Attorney General James Fights Trump Administration's Attempt To Bar Asylum-Seekers From U.S.
Attorney General James Fights Trump Administration’s
Attempt to Bar Asylum-Seekers from U.S.
NEW YORK – New York Attorney General Letitia James, as part of a coalition of 21 attorneys general, today fought back against a new Trump Administration rule that will bar tens of thousands of people from asylum if they did not apply in a third country while en route to the United States. In an amicus brief — filed in support of the plaintiffs in Al Otro Lada, et al. v. Wolf — Attorney General James and the coalition argue in support of asylum-seekers who have already been trapped at the border for months due to other unlawful policies of the Administration that Attorney General James and the coalition have also opposed. The coalition urges the court to uphold a preliminary injunction issued by a lower court that already ruled in favor of the asylum-seekers and asserts that the Trump Administration is harming communities across the country by imposing dangerous and arbitrary asylum requirements on people fleeing violence and persecution.
“The Trump Administration’s efforts to repeatedly increase the requirements for asylum-seekers to seek refuge has endangered the lives of tens of thousands of individuals,” said Attorney General James. “Instead of welcoming these immigrants, who risked their lives to come to this country, President Trump and his Administration remain intent on imposing draconian measures that will send these immigrants back to the danger they came here to escape. Our coalition is fighting this policy because the abuse of immigrants should never be used as political fodder to appease the president’s base.”
The lawsuit — brought by nonprofit legal services provider Al Otro Lado — seeks to protect the rights of tens of thousands of individuals who have been unlawfully harmed by the Trump Administration’s arbitrary changes to the asylum process. The case centers on asylum-seekers who sought entry to the United States prior to the Administration’s efforts to implement an interim final rule prohibiting these individuals from seeking asylum unless they applied for and were denied protection in at least one country they transited through prior to arrival. If the Trump Administration is successful in this case, it could result in the denial of or delay of access to the asylum process for at least 26,000 applicants, including parents with infants, unaccompanied minors, and LGBTQ+ individuals whose lives could all be in danger. The asylum-seekers in this case have already been stuck at the U.S. border as a result of the Trump Administration’s unlawful “Turnback Policy.” Under the policy, border officials have used various methods to deny asylum-seekers access to the asylum process, including misrepresentations, threats and intimidation, coercion, verbal and physical abuse, and “metering” — the practice of putting artificial, daily limits on the number of asylum-seekers allowed to cross the border.

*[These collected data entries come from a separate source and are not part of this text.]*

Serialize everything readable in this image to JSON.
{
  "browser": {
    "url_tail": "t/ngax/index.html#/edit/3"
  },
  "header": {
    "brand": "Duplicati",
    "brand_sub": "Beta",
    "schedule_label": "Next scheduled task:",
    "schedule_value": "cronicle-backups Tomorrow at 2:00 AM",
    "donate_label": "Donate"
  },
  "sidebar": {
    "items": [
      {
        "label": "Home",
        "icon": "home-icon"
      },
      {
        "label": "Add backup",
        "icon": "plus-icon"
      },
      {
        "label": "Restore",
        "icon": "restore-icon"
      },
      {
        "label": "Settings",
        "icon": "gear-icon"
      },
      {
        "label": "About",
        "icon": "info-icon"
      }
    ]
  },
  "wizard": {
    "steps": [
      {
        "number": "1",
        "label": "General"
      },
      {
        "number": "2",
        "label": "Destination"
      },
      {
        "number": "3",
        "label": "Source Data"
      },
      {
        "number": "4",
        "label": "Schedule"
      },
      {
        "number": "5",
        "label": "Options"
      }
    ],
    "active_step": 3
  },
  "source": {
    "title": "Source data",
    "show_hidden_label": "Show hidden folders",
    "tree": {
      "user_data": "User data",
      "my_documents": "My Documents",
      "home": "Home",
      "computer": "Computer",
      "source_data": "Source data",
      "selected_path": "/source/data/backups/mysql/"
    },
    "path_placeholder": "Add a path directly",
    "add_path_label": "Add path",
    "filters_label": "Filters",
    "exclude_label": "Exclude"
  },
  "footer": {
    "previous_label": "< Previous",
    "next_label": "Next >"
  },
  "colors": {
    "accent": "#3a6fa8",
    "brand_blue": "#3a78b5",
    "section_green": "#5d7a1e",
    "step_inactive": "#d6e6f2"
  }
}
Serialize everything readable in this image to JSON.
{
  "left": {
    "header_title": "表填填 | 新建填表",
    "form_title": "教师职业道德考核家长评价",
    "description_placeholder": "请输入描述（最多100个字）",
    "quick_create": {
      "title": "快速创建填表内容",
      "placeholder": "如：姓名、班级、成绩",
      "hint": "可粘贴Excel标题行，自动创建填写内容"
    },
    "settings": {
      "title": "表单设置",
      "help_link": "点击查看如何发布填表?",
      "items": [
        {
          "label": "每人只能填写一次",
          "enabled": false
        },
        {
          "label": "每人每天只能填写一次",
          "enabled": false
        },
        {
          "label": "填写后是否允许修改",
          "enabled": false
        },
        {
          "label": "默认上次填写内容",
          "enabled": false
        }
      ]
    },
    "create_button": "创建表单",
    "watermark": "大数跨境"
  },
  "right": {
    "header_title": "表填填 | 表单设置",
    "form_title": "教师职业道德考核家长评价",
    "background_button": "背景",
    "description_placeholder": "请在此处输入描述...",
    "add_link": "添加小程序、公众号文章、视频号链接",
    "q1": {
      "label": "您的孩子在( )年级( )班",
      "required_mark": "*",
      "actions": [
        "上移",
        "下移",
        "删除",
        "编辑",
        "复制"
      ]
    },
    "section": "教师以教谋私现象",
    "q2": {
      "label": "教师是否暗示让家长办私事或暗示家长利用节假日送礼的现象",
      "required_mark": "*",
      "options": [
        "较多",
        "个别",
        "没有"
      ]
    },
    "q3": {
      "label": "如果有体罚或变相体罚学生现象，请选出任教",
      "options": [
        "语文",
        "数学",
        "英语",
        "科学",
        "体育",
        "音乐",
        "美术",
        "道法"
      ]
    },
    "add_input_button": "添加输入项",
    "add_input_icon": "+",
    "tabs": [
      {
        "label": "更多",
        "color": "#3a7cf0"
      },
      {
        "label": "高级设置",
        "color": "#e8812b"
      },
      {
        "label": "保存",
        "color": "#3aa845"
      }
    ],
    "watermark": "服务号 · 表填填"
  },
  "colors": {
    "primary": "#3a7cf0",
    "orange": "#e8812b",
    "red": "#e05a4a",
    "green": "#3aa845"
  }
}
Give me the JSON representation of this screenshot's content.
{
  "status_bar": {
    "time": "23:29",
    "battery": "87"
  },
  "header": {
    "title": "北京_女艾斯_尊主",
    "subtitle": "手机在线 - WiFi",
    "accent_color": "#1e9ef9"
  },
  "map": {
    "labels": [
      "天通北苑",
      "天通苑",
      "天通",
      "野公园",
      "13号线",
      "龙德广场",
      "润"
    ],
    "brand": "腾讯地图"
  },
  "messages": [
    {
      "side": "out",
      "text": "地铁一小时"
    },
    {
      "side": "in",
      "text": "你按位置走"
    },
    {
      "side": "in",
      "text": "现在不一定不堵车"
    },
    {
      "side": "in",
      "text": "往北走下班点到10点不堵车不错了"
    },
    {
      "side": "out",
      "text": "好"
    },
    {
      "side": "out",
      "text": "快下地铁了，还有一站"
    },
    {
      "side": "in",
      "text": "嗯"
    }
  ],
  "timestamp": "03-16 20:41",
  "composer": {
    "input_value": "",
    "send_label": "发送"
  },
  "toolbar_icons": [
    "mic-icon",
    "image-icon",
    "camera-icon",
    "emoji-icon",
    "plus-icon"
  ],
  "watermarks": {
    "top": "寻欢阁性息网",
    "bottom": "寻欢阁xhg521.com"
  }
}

In today’s amicus brief, the coalition describes the harms the interim final rule could have on both the states and asylum-seekers. For instance, the coalition points to the lack of access to medical care, drinkable water, and appropriate shelter available to asylum seekers, including current examples of people living under tarps held up only by sticks as temperatures drop below freezing.
The coalition maintains that allowing the rule to go into effect would harm the states by:
- Preventing otherwise-eligible asylum-seekers who could become valuable members of the states’ communities from entering or staying in the country;
- Incentivizing people to dangerously enter the country without inspection, as a direct result of the blocking of critical humanitarian aid; and
- Forcing people to apply for asylum in countries that may be dangerously unequipped to offer adequate protections or services, thereby increasing their eventual need for state-funded services once in the U.S.
Joining Attorney General James in filing today’s amicus brief are the attorneys general of California, Connecticut, Delaware, Hawaii, Illinois, Maine, Maryland, Massachusetts, Michigan, Minnesota, Nevada, New Jersey, New Mexico, Oregon, Pennsylvania, Rhode Island, Vermont, Virginia, Washington, and the District of Columbia.